If your company does business in the European Union, touches protected health or financial information or is in a regulated industry, your company is already subject to significant fines (possibly to the extent of posing an existential-threat) if you fail to take effective steps to manage your supply chain security.

Do you have customers in California? The California Consumer Privacy Act will come into effect in less than a year and will require your company to manage all of the locations, recipients and usage of personal and household information collected from California residents, including data accessed and used by your suppliers.

According to the data collected by the Ponemon Institute, as cited in the Korolov article:

  • The average number of third parties with access to sensitive information at each organization has increased from 378 to 471.
  • Only 35% of respondents had a list of all the third parties they were sharing sensitive information with.
  • Only 18% of respondents said they knew if those vendors were, in turn, sharing that information with other suppliers.

As a colleague recently warned for companies doing business in California, “winter is coming.”

Recruiting Allies

Effective supply chain security benefits your entire organization.

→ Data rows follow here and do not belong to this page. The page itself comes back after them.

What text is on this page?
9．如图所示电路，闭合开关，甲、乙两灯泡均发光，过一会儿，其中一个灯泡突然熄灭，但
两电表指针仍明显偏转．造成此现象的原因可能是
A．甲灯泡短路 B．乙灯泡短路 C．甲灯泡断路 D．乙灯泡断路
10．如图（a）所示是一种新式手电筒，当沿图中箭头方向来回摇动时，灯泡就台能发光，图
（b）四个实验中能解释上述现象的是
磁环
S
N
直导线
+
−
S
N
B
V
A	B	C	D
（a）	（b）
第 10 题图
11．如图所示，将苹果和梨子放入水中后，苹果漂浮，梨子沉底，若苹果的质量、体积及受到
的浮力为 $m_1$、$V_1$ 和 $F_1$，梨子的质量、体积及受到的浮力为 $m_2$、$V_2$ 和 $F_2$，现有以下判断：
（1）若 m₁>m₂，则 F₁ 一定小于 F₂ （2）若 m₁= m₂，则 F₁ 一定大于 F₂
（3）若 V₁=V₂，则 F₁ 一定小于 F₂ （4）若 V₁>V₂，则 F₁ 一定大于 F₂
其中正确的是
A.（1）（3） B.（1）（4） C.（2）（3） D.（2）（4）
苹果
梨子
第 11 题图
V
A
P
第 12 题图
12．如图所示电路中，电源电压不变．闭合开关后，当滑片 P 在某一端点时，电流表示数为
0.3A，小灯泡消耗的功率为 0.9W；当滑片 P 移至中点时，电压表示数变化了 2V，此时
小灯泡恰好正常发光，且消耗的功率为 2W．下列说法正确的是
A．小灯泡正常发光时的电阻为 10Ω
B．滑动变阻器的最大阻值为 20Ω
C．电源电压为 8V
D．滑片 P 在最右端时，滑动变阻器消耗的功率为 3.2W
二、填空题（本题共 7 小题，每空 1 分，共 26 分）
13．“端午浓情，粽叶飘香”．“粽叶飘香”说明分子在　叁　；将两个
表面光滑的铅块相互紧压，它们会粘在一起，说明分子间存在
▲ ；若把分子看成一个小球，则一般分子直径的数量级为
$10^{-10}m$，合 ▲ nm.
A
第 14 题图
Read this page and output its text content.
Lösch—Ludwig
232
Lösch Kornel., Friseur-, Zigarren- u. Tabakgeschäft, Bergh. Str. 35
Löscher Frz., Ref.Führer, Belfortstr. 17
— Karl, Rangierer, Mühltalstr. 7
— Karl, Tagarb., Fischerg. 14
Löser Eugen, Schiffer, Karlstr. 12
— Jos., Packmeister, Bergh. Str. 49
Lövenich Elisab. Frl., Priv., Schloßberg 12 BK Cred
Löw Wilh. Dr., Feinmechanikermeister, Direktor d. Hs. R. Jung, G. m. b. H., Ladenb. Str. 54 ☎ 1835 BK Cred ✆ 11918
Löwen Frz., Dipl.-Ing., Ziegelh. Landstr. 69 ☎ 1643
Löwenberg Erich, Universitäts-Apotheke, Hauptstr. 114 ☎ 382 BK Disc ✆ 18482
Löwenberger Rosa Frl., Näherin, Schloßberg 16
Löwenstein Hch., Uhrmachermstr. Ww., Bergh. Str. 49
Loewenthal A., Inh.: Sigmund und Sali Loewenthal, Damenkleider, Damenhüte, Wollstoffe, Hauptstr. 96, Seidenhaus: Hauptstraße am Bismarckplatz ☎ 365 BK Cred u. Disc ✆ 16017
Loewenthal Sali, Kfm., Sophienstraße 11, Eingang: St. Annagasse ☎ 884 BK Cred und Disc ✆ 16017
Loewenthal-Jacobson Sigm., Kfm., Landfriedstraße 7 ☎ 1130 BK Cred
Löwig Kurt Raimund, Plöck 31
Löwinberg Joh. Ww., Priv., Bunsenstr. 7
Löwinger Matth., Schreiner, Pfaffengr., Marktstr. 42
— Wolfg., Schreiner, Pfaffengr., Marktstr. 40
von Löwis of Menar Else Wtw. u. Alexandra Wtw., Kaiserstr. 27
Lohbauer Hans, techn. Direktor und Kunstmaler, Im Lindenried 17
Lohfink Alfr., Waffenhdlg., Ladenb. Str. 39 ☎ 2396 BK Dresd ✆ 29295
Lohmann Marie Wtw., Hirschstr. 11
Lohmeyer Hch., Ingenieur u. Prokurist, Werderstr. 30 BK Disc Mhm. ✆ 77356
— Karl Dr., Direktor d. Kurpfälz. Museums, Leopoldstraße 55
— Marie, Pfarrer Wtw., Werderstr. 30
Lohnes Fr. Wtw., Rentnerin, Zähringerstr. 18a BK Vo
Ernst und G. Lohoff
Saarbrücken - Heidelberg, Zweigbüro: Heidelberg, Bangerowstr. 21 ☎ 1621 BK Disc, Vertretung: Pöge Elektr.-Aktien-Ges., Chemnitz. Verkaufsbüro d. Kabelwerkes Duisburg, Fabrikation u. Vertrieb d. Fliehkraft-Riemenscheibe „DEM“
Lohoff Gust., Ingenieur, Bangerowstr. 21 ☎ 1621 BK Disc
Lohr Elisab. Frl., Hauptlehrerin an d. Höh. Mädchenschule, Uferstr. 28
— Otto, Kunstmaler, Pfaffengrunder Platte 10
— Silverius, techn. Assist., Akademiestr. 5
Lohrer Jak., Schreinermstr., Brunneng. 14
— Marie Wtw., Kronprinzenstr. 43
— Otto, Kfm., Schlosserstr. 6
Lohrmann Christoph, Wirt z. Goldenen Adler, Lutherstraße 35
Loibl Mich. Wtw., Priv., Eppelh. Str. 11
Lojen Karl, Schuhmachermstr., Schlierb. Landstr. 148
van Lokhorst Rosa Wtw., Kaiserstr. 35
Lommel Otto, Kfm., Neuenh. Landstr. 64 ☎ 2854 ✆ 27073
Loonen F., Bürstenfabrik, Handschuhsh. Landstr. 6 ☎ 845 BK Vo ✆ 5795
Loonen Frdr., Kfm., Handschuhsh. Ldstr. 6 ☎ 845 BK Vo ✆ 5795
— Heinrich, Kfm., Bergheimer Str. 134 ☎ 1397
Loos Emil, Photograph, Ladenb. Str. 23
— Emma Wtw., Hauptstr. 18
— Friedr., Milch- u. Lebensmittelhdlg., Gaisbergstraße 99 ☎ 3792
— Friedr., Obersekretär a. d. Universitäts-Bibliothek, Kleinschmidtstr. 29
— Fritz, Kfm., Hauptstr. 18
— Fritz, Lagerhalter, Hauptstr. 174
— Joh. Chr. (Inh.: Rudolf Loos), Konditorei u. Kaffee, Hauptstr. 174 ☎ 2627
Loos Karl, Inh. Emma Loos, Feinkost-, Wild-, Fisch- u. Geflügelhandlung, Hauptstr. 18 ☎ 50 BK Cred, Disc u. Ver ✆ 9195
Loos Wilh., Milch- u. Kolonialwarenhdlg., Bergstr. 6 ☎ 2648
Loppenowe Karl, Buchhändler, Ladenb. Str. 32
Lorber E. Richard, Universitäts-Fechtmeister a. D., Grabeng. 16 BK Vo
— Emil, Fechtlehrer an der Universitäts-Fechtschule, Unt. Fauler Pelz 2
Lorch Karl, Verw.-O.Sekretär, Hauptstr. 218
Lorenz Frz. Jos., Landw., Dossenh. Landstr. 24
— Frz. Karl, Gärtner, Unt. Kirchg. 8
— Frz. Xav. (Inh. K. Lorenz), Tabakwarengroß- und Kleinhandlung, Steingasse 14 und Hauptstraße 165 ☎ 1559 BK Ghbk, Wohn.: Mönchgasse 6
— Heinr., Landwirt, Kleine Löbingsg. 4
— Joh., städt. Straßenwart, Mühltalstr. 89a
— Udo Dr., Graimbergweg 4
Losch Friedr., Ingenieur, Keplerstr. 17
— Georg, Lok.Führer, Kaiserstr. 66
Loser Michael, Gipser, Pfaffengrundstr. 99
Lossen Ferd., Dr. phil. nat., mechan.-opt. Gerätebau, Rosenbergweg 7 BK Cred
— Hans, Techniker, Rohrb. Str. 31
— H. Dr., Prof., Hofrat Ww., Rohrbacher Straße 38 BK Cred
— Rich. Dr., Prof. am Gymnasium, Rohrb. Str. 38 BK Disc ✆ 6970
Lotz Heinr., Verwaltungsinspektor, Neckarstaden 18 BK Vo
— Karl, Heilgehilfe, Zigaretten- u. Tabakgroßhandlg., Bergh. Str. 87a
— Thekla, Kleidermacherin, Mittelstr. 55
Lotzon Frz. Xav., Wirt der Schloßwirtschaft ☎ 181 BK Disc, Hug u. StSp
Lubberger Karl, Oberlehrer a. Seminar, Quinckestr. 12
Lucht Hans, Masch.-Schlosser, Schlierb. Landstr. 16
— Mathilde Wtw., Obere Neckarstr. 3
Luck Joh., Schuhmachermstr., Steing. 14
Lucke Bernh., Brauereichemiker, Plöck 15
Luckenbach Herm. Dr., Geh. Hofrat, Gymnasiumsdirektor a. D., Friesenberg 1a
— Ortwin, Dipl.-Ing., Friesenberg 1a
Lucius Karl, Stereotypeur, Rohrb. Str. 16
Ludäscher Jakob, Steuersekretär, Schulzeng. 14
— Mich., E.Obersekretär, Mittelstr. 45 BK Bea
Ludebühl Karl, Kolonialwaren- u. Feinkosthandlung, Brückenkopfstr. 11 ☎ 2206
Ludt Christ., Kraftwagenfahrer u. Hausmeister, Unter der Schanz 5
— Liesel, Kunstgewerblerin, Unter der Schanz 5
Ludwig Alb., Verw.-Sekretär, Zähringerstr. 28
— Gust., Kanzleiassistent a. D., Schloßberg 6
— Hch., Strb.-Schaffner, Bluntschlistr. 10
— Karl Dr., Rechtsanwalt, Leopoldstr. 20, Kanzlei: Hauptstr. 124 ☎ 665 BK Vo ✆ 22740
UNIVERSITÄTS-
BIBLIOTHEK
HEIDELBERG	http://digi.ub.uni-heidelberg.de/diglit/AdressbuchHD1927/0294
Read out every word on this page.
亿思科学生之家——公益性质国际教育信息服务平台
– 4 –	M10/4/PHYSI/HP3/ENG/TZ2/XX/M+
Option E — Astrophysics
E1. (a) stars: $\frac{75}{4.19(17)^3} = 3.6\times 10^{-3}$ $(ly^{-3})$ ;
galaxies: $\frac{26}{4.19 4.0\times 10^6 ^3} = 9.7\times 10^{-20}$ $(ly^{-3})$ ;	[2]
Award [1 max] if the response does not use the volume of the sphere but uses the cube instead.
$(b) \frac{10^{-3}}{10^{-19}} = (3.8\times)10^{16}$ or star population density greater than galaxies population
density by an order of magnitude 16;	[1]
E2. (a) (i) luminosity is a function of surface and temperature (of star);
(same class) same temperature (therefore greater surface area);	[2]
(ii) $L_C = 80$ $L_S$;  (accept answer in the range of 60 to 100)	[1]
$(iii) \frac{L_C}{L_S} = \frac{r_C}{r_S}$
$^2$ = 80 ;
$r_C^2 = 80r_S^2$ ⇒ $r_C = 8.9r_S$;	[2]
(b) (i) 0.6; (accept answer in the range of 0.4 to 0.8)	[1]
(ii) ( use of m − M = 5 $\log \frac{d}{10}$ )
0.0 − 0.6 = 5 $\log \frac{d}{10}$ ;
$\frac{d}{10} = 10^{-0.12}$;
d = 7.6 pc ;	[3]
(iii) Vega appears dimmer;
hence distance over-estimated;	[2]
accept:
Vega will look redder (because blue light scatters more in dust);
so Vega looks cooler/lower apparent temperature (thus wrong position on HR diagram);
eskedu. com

Use this fact to build support from allies outside of the information security function to raise executive-level awareness and attention for supply chain security.

  • Your in-house or outside legal team can help promote the importance of supply chain security if they are aware of the scope of the risk. Are they aware of how many vendors have access to your customer information and where those vendors store the information?
  • Your procurement team doesn’t want to be blindsided by a breach at a key supplier. When your suppliers are in the news (in a bad way), it’s easy for you to be in the news (in a bad way) as well.
  • Who responds to RFPs and vendor security questionnaires that your company receives from your customers? They can highlight the areas that customers are asking about (and areas where your company’s responses are not as favorable as your customers would like).
  • Your compliance team has information on supply chain security requirements for compliance reporting.
  • Who manages your company’s liability and cybersecurity insurance policies? They can identify the questions regarding supply chain security that insurers are asking at policy renewal. Stronger answers mean lower risks to insurer.

Effective supply chain security is a team sport, which is played out over the long-term. I’ll address tips for doing vendor security assessments in a follow-up blog post.